-1

Our customer urges us to replace unsafe c functions, like snprintf/sscanf/strncat..., with safe versions as snprintf_s/sscanf_s/strncat_s... in our products.

More than replacement, i wonder if any tips on compile/link control to disable our software engineers from using these unsafe c functions in future?

Thanks.

Novak
  • 3
  • 3
  • 1
    You could create a `.h` file with `#define` directives that replace the functions to avoid, and mandate the use of the `.h` file. – ikegami May 08 '20 at 03:13
  • What tool chain are you using? Microsoft's compiler already throws warnings or errors when you use any of the unsafe library calls. – jwdonahue May 08 '20 at 03:34
  • Your customer should really rethink that request... This [old question](https://stackoverflow.com/questions/372980/do-you-use-the-tr-24731-safe-functions) goes over some of the reasons why they're bad. – Shawn May 08 '20 at 06:33
  • The best solution here is to implement code reviewing and testing. – Cheatah May 08 '20 at 06:55

2 Answers2

1

GCC allows poisoning functions that you don't want to use. This can be done using pragma preprocessing directive. For example, the below code won't compile on GCC since printf is marked as poisoned.

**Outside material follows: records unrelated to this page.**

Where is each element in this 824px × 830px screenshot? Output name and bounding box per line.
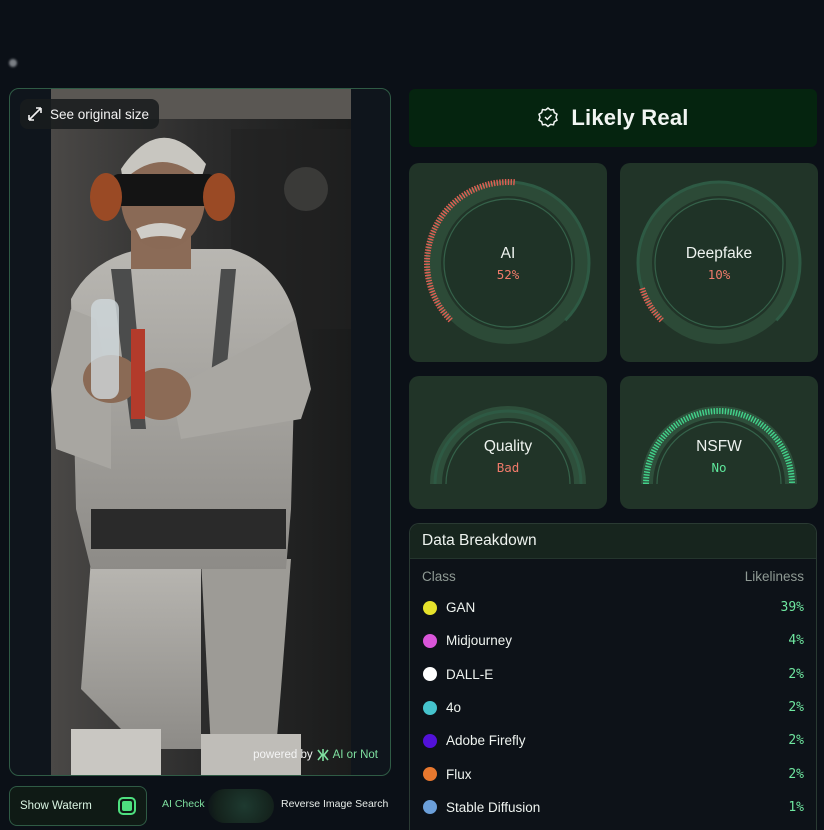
class-name: GAN [446, 600, 476, 616]
class-likeliness: 4% [788, 633, 804, 649]
breakdown-row: Flux 2% [410, 757, 816, 790]
quality-gauge-card: Quality Bad [409, 376, 607, 509]
watermark-checkbox[interactable] [118, 797, 136, 815]
verdict-banner: Likely Real [409, 89, 817, 147]
see-original-size-label: See original size [50, 106, 150, 122]
breakdown-rows: GAN 39% Midjourney 4% DALL-E 2% 4o 2% Adobe Fire… [410, 591, 816, 824]
class-name: DALL-E [446, 666, 494, 682]
analyzed-photo [51, 89, 351, 775]
class-likeliness: 1% [788, 799, 804, 815]
class-color-swatch [423, 700, 437, 715]
class-color-swatch [423, 600, 437, 615]
badge-icon [538, 107, 559, 128]
data-breakdown-title: Data Breakdown [410, 524, 816, 559]
class-color-swatch [423, 633, 437, 648]
nsfw-gauge-title: NSFW [696, 438, 742, 455]
class-likeliness: 39% [780, 600, 804, 616]
class-color-swatch [423, 800, 437, 815]
class-color-swatch [423, 667, 437, 682]
quality-gauge-value: Bad [496, 460, 520, 475]
ai-check-tab[interactable]: AI Check [162, 798, 205, 810]
class-likeliness: 2% [788, 766, 804, 782]
ai-gauge-card: AI 52% [409, 163, 607, 362]
class-color-swatch [423, 733, 437, 748]
quality-gauge-title: Quality [483, 438, 533, 455]
breakdown-column-headers: Class Likeliness [410, 561, 816, 591]
blurred-toggle[interactable] [208, 789, 274, 823]
class-name: Adobe Firefly [446, 733, 526, 749]
show-watermark-label: Show Waterm [20, 800, 92, 812]
verdict-label: Likely Real [571, 105, 689, 130]
powered-by-prefix: powered by [253, 749, 313, 761]
class-name: Midjourney [446, 633, 513, 649]
class-likeliness: 2% [788, 666, 804, 682]
breakdown-row: Adobe Firefly 2% [410, 724, 816, 757]
class-name: Flux [446, 766, 472, 782]
breakdown-row: Midjourney 4% [410, 624, 816, 657]
deepfake-gauge-value: 10% [707, 267, 731, 282]
class-name: 4o [446, 700, 462, 716]
nsfw-gauge-card: NSFW No [620, 376, 818, 509]
breakdown-row: 4o 2% [410, 691, 816, 724]
nsfw-gauge-value: No [711, 460, 727, 475]
class-name: Stable Diffusion [446, 799, 541, 815]
data-breakdown-panel: Data Breakdown Class Likeliness GAN 39% Mi… [409, 523, 817, 830]
class-likeliness: 2% [788, 700, 804, 716]
reverse-image-search-tab[interactable]: Reverse Image Search [281, 798, 388, 810]
deepfake-gauge-title: Deepfake [685, 245, 753, 262]
class-color-swatch [423, 767, 437, 782]
class-likeliness: 2% [788, 733, 804, 749]
show-watermark-toggle[interactable]: Show Waterm [9, 786, 147, 826]
breakdown-row: DALL-E 2% [410, 658, 816, 691]
gauge-inner-ring [654, 198, 784, 328]
breakdown-row: GAN 39% [410, 591, 816, 624]
powered-by-watermark: powered by AI or Not [253, 749, 378, 761]
see-original-size-button[interactable]: See original size [20, 99, 160, 129]
brand-logo-icon [316, 749, 329, 761]
ai-gauge-title: AI [500, 245, 516, 262]
ai-gauge-value: 52% [496, 267, 520, 282]
expand-icon [28, 107, 42, 121]
class-column-header: Class [422, 568, 456, 584]
likeliness-column-header: Likeliness [744, 568, 804, 584]
blurred-dot [9, 59, 17, 67]
image-preview-panel: See original size powered by AI or Not [9, 88, 391, 776]
gauge-inner-ring [443, 198, 573, 328]
breakdown-row: Stable Diffusion 1% [410, 791, 816, 824]
deepfake-gauge-card: Deepfake 10% [620, 163, 818, 362]
powered-by-brand: AI or Not [332, 749, 378, 761]
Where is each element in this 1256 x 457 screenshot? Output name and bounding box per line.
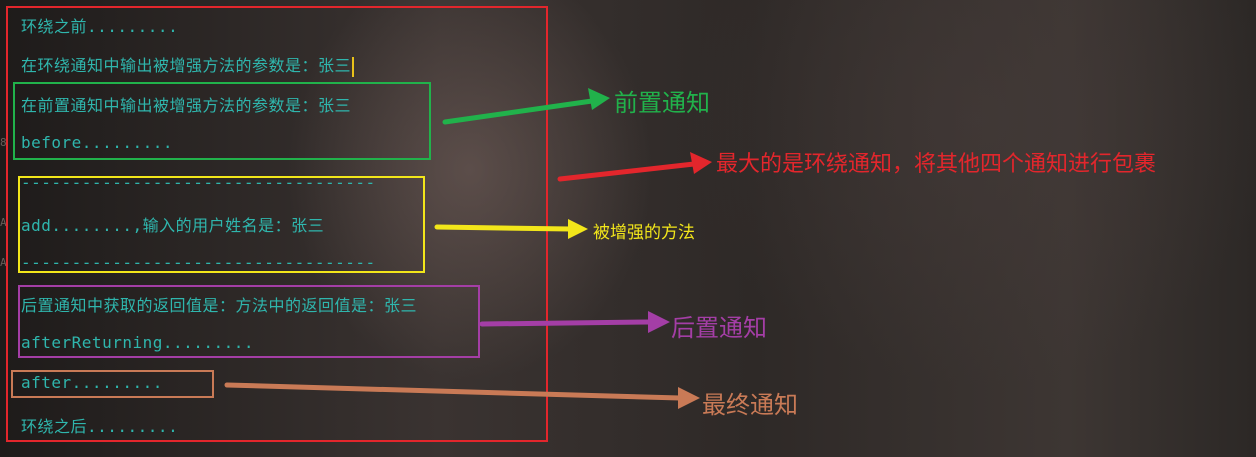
target-method-arrow-icon bbox=[434, 219, 588, 239]
before-arrow-icon bbox=[442, 88, 610, 125]
label-target-method: 被增强的方法 bbox=[593, 223, 695, 243]
label-before-advice: 前置通知 bbox=[614, 89, 710, 117]
around-arrow-icon bbox=[557, 152, 712, 182]
label-after-returning: 后置通知 bbox=[671, 314, 767, 342]
after-arrow-icon bbox=[224, 382, 700, 409]
after-returning-arrow-icon bbox=[479, 311, 670, 333]
label-around-advice: 最大的是环绕通知，将其他四个通知进行包裹 bbox=[716, 152, 1157, 177]
label-after-advice: 最终通知 bbox=[702, 391, 798, 419]
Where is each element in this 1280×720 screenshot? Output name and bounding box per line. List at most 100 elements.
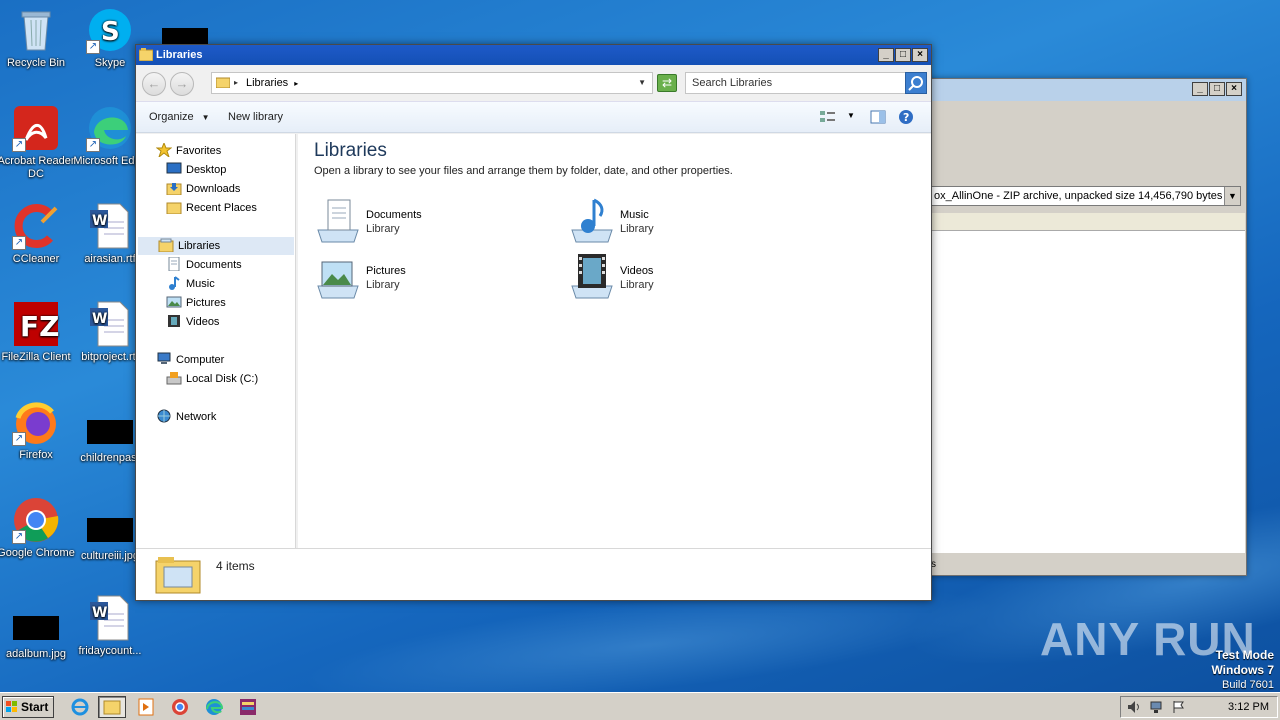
close-button[interactable]: × (912, 48, 928, 62)
nav-label: Favorites (176, 145, 222, 157)
nav-label: Downloads (186, 183, 241, 195)
svg-text:W: W (92, 311, 107, 327)
library-item-videos[interactable]: Videos Library (568, 252, 788, 304)
explorer-titlebar[interactable]: Libraries _ □ × (136, 45, 931, 65)
new-library-label: New library (228, 111, 284, 123)
taskbar-explorer[interactable] (98, 696, 126, 718)
shortcut-arrow-icon: ↗ (86, 40, 100, 54)
desktop-icon-fridaycount[interactable]: W fridaycount... (70, 594, 150, 658)
maximize-button[interactable]: □ (1209, 82, 1225, 96)
filezilla-icon: FZ (12, 300, 60, 348)
view-options-icon[interactable] (819, 110, 837, 124)
refresh-button[interactable]: ⇄ (657, 74, 677, 92)
svg-text:?: ? (903, 111, 909, 124)
chevron-down-icon[interactable]: ▼ (1224, 187, 1240, 205)
nav-item-network[interactable]: Network (156, 408, 216, 426)
details-pane: 4 items (136, 548, 931, 600)
desktop-icon-acrobat[interactable]: ↗ Acrobat Reader DC (0, 104, 76, 181)
libraries-icon (158, 238, 174, 252)
chevron-right-icon[interactable]: ▸ (234, 73, 238, 93)
libraries-icon (216, 77, 230, 88)
action-center-flag-icon[interactable] (1171, 700, 1185, 714)
organize-button[interactable]: Organize ▼ (149, 102, 210, 133)
desktop-icon-chrome[interactable]: ↗ Google Chrome (0, 496, 76, 560)
nav-item-libraries[interactable]: Libraries (138, 237, 294, 255)
nav-label: Desktop (186, 164, 227, 176)
documents-icon (168, 257, 180, 271)
minimize-button[interactable]: _ (878, 48, 894, 62)
videos-library-icon (571, 254, 613, 299)
archive-file-list[interactable] (931, 231, 1245, 553)
image-thumbnail (13, 616, 59, 640)
maximize-button[interactable]: □ (895, 48, 911, 62)
image-thumbnail (87, 518, 133, 542)
desktop-icon-label: fridaycount... (78, 645, 142, 657)
search-input[interactable]: Search Libraries (685, 72, 927, 94)
library-name: Documents (366, 209, 422, 221)
desktop-icon-ccleaner[interactable]: ↗ CCleaner (0, 202, 76, 266)
taskbar-chrome[interactable] (166, 696, 194, 718)
libraries-folder-icon (155, 557, 201, 594)
new-library-button[interactable]: New library (228, 102, 283, 132)
edge-icon: ↗ (86, 104, 134, 152)
chevron-down-icon[interactable]: ▼ (638, 73, 646, 93)
music-note-icon (169, 276, 180, 290)
nav-item-videos[interactable]: Videos (166, 313, 219, 331)
chevron-down-icon[interactable]: ▼ (847, 111, 855, 120)
address-bar[interactable]: ▸ Libraries ▸ ▼ (211, 72, 653, 94)
search-icon[interactable] (905, 72, 927, 94)
nav-item-documents[interactable]: Documents (166, 256, 242, 274)
library-item-pictures[interactable]: Pictures Library (314, 252, 534, 304)
minimize-button[interactable]: _ (1192, 82, 1208, 96)
nav-item-computer[interactable]: Computer (156, 351, 224, 369)
nav-item-music[interactable]: Music (166, 275, 215, 293)
nav-item-local-disk[interactable]: Local Disk (C:) (166, 370, 258, 388)
forward-button[interactable]: → (170, 72, 194, 96)
volume-icon[interactable] (1127, 700, 1141, 714)
archive-window[interactable]: _ □ × ox_AllinOne - ZIP archive, unpacke… (924, 78, 1247, 576)
back-button[interactable]: ← (142, 72, 166, 96)
nav-label: Libraries (178, 240, 221, 252)
nav-label: Videos (186, 316, 220, 328)
library-item-music[interactable]: Music Library (568, 196, 788, 248)
shortcut-arrow-icon: ↗ (12, 138, 26, 152)
item-count: 4 items (216, 559, 255, 573)
library-type: Library (620, 279, 654, 291)
documents-library-icon (317, 199, 359, 243)
start-button[interactable]: Start (2, 696, 54, 718)
taskbar-media-player[interactable] (132, 696, 160, 718)
desktop-icon-filezilla[interactable]: FZ FileZilla Client (0, 300, 76, 364)
taskbar-edge[interactable] (200, 696, 228, 718)
taskbar-winrar[interactable] (234, 696, 262, 718)
taskbar-internet-explorer[interactable] (66, 696, 94, 718)
chevron-right-icon[interactable]: ▸ (294, 79, 298, 88)
explorer-window[interactable]: Libraries _ □ × ← → ▸ Libraries ▸ ▼ ⇄ Sea… (135, 44, 932, 601)
nav-item-favorites[interactable]: Favorites (156, 142, 221, 160)
nav-label: Pictures (186, 297, 226, 309)
acrobat-icon: ↗ (12, 104, 60, 152)
address-breadcrumb[interactable]: Libraries (246, 77, 288, 89)
library-item-documents[interactable]: Documents Library (314, 196, 534, 248)
close-button[interactable]: × (1226, 82, 1242, 96)
winrar-icon (240, 699, 256, 715)
desktop-icon-firefox[interactable]: ↗ Firefox (0, 398, 76, 462)
nav-item-recent-places[interactable]: Recent Places (166, 199, 257, 217)
nav-item-pictures[interactable]: Pictures (166, 294, 226, 312)
desktop-icon-adalbum[interactable]: adalbum.jpg (0, 604, 76, 661)
help-icon[interactable]: ? (898, 109, 914, 125)
svg-text:W: W (92, 213, 107, 229)
nav-item-desktop[interactable]: Desktop (166, 161, 226, 179)
nav-label: Network (176, 411, 217, 423)
content-pane[interactable]: Libraries Open a library to see your fil… (298, 134, 931, 548)
preview-pane-icon[interactable] (870, 110, 886, 124)
clock[interactable]: 3:12 PM (1228, 697, 1269, 717)
nav-label: Documents (186, 259, 242, 271)
network-status-icon[interactable] (1149, 700, 1163, 714)
computer-icon (157, 352, 171, 364)
navigation-pane[interactable]: Favorites Desktop Downloads Recent Place… (136, 134, 296, 548)
nav-item-downloads[interactable]: Downloads (166, 180, 240, 198)
archive-info-dropdown[interactable]: ox_AllinOne - ZIP archive, unpacked size… (931, 186, 1241, 206)
desktop-icon-recycle-bin[interactable]: Recycle Bin (0, 6, 76, 70)
archive-window-titlebar[interactable]: _ □ × (925, 79, 1246, 101)
media-player-icon (138, 698, 154, 716)
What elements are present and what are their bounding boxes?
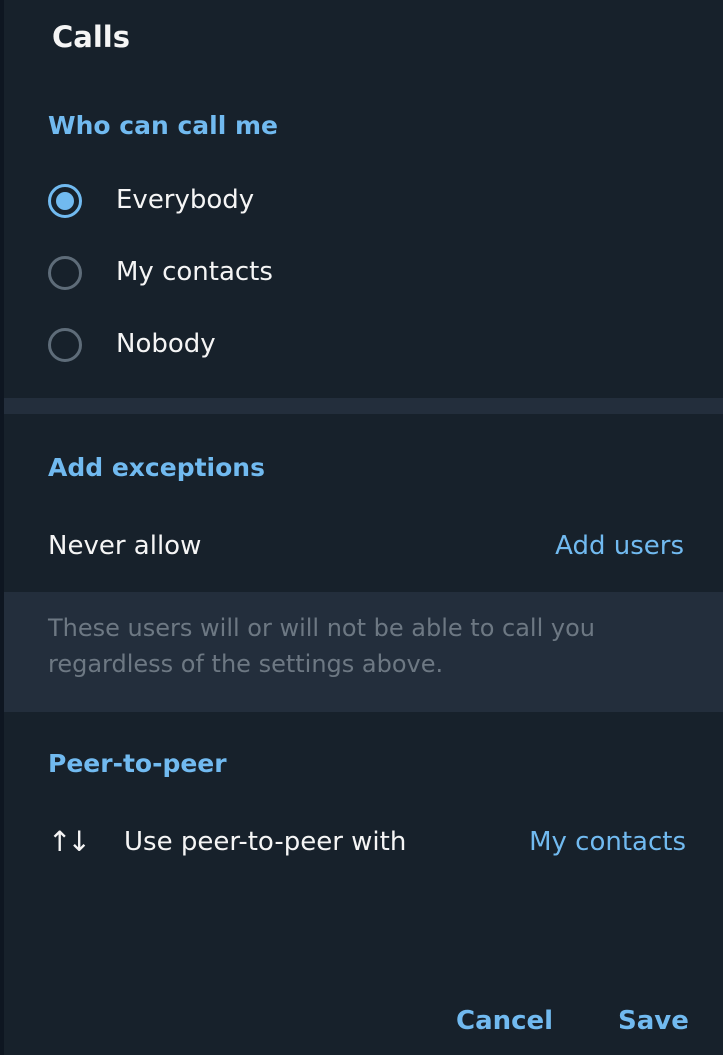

# pragma GCC poison printf

# include <stdio.h>

int main()
{
  printf("Hello World");
  return 0;
}

EDIT: Pragmas are compiler dependent. So if you are using pragmas for poisoning, I'd suggest using them with conjunction of #ifdef and #warning or #error to check compilers as well.

#ifdef __GNUC__
# pragma GCC poison printf
#else
#warning Compiling with compiler other than gcc. Use of unsafe functions not tested
#endif

For checking compilers, refer How to #ifdef by CompilerType ? GCC or VC++

Abhay Aravinda
  • 878
  • 6
  • 17
  • GCC poisons stl and system apis as side effect, which is unexpected and not helpful in a big existing project. I can put all the poisons in a separate header, but I cannot manually include it in every source file and make it the last included to not poinson system libs. Any automatic approach on helping this? Thanks. – Novak May 15 '20 at 03:20
  • @Novak Do you have a specific list of system libraries that are being affected? If yes, then in the same header file containing poisons, you can also warn/poison header guards of those system libraries to ensure they are included before. If you don't have a list of libraries, then it's probably better not to use pragma. As of now, I can't think of a simple way. – Abhay Aravinda May 15 '20 at 13:14
0

First of all, you could just redefine them like #define snprintf snprintf_s. Their signatures are equal.

If you just want to generate a compiler error, the easiest way would be to always include a header with redefinitions of all functions you would like to block.

Theses redefinitions can generate a syntax error and also give the user the reason for the error:

#include <stdio.h>

#define snprintf {"Unsafe! Use snprintf_s instead!"}
#define sscanf {"Unsafe! Use sscanf_s instead!"}
#define strncat {"Unsafe! Use strncat_s instead!"}

You can create such a header (let's call it force_safe.h) and include it in the beginning of every source file. In GCC you can also do this in the compiler flags (eg. gcc -iforce_safe.h ...).